Back in November, I identified a 5-wave pattern setting up with two bull wedges that created a series of highly favorable long setups (see chart above). The big sell-off with the COVID debacle was concerning, but as we can see from the chart, horizontal support held and the bounce higher was strong and swift. It is possible (as some suggest) that Wave 5 is now completed, but I continue to think gold is pushing for all-time-highs based on price action and consolidation. Also encouraging is the fact that gold is sitting right at the anchored VWAP (volume weighted average price) from the March 31st lows. (I used TrendSpider for this chart.)

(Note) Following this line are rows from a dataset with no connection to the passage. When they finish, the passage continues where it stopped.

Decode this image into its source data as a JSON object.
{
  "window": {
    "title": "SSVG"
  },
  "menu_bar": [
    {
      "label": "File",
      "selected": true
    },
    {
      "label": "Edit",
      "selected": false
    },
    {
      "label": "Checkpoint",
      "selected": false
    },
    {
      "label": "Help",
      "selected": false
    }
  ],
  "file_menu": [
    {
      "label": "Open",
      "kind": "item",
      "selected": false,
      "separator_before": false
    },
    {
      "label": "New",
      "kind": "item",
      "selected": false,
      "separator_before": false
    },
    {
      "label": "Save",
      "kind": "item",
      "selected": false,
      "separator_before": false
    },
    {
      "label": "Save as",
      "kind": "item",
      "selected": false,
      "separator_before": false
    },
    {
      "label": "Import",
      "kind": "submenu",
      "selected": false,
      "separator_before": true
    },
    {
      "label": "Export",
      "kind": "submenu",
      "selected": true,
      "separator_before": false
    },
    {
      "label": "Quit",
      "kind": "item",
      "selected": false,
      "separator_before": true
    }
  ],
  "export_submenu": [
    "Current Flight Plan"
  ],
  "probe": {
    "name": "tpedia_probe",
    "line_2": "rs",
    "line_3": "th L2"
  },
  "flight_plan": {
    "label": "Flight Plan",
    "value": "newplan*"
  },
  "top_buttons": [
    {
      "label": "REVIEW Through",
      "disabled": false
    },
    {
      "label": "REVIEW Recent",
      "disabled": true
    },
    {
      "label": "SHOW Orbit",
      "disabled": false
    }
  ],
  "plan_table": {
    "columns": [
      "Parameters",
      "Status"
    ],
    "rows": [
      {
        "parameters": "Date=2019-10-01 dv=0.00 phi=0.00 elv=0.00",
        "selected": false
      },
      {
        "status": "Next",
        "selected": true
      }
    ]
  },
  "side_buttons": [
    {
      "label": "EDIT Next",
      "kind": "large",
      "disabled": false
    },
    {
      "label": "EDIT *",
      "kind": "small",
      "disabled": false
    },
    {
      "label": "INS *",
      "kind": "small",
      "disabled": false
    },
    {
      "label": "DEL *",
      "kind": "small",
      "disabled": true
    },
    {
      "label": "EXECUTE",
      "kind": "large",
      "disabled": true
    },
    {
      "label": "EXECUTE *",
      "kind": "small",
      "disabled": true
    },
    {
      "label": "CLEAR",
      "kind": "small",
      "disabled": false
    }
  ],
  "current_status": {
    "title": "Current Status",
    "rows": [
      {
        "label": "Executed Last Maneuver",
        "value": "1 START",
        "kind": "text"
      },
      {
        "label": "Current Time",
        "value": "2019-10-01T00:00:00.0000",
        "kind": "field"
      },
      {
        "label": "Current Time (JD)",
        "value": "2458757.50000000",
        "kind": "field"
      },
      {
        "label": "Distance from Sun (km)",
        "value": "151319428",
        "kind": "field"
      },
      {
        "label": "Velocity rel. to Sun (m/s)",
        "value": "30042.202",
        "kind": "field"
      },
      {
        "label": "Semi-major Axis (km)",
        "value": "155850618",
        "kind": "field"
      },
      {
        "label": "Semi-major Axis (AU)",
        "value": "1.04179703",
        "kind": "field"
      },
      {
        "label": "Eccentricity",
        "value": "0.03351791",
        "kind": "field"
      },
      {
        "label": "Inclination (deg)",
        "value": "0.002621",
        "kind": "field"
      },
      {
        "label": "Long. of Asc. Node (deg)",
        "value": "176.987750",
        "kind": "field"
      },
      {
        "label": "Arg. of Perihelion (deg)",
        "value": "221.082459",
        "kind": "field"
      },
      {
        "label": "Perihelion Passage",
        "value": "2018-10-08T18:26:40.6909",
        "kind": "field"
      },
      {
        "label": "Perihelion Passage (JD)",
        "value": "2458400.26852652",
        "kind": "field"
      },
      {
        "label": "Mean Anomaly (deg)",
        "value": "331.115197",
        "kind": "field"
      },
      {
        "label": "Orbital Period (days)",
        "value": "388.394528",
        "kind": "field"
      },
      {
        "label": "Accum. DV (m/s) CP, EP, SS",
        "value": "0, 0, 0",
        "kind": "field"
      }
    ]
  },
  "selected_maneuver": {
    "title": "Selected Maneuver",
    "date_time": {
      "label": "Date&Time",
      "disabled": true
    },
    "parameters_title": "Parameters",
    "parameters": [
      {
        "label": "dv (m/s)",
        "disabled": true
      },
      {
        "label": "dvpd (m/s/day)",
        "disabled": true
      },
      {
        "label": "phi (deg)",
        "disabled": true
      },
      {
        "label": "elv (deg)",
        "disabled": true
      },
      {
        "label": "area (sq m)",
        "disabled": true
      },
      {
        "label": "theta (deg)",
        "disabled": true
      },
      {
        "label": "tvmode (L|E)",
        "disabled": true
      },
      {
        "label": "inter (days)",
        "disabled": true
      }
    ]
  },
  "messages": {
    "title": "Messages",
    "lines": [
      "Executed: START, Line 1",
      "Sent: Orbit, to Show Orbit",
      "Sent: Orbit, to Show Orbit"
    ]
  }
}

Zooming out to the monthly chart, the big selloff in March produced a long-legged doji that retraced the move to the 50% Fib retracement level (1450). Since that time, gold has rallied higher and seems to be pushing for a test of all time highs of $1910 (monthly close of $1830).

SILVER

Silver is also coiling for a move, sitting at both horizontal support and rising channel support. From a risk/reward standpoint, a long entry here with a stop below 14.60 is favorable. The upside should target ~18.80.

S&P500

Lastly, just a quick comment on the S&P 500. The bearish case is that we have witnessed the beginning of 5 waves down, with wave 1 culminating in March and an A-B-C correction into April and early May. There is a head and shoulders top just below the 61.8% fibonacci retracement and a break of rising channel support would target 2620. The bulls would gain the upper hand if channel support holds and we break above 2940-2950 to the upside. A big rally to 3300 would likely ensue.